Foucault s’est beaucoup intéressé au néolibéralisme à la fin des années 1970 et au début des années 1980, puisqu’il réfléchissait aux « arts de gouverner », à la « gouvernementalité ». Il se demandait comment il serait possible de réinventer la pensée de gauche, à une époque où le marxisme et le Parti communiste étaient encore dominants. Il cherchait quelque chose de neuf, à ouvrir de nouvelles voies, et le néolibéralisme lui paraissait poser des questions qu’il nous fallait affronter, et non ignorer. On peut certes discuter et même critiquer un certain nombre de ses énoncés. Mais je crois que les attaques contre lui sur ce point, à l’heure actuelle, nous renvoient plus généralement à une grave régression de la pensée de gauche.
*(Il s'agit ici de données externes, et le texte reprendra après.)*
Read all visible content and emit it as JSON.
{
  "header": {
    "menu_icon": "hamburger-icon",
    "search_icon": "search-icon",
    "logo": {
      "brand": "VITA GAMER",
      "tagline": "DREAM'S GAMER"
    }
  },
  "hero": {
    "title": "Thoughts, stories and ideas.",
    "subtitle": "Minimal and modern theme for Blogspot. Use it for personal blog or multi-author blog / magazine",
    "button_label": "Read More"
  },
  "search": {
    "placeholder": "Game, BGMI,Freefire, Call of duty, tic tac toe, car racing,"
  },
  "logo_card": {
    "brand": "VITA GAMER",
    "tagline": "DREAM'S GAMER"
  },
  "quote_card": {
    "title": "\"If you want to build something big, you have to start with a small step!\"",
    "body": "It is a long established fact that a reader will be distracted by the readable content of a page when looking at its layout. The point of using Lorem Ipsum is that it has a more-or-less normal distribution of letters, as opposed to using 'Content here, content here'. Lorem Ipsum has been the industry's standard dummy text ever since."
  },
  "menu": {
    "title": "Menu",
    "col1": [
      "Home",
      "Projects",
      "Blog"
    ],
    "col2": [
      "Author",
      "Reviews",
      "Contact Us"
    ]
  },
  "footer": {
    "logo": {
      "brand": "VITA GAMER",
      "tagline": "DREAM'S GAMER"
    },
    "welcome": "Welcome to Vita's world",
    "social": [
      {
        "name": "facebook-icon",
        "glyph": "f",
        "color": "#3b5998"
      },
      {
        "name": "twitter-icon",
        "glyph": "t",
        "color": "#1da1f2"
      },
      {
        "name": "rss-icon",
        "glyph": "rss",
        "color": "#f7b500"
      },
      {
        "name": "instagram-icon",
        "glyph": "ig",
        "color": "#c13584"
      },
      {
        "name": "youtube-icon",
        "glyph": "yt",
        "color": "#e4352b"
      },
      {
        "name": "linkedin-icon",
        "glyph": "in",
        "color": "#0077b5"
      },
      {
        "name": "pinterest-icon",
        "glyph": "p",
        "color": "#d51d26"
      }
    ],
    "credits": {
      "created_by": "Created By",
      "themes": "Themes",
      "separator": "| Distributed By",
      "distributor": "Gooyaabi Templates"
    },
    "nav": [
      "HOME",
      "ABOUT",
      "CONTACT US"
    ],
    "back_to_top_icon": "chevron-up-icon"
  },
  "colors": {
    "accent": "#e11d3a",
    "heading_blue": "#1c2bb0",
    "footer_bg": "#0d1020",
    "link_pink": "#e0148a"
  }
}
On voit fleurir partout l’idée que la seule « vraie lutte » serait la lutte sociale, et que tout le reste – mouvement féministe, mouvement gay, etc. – serait non seulement compatible avec le capitalisme, mais même un produit du néolibéralisme qui tendrait à faire de chacun de nous un individu qui veut choisir ce qu’il est.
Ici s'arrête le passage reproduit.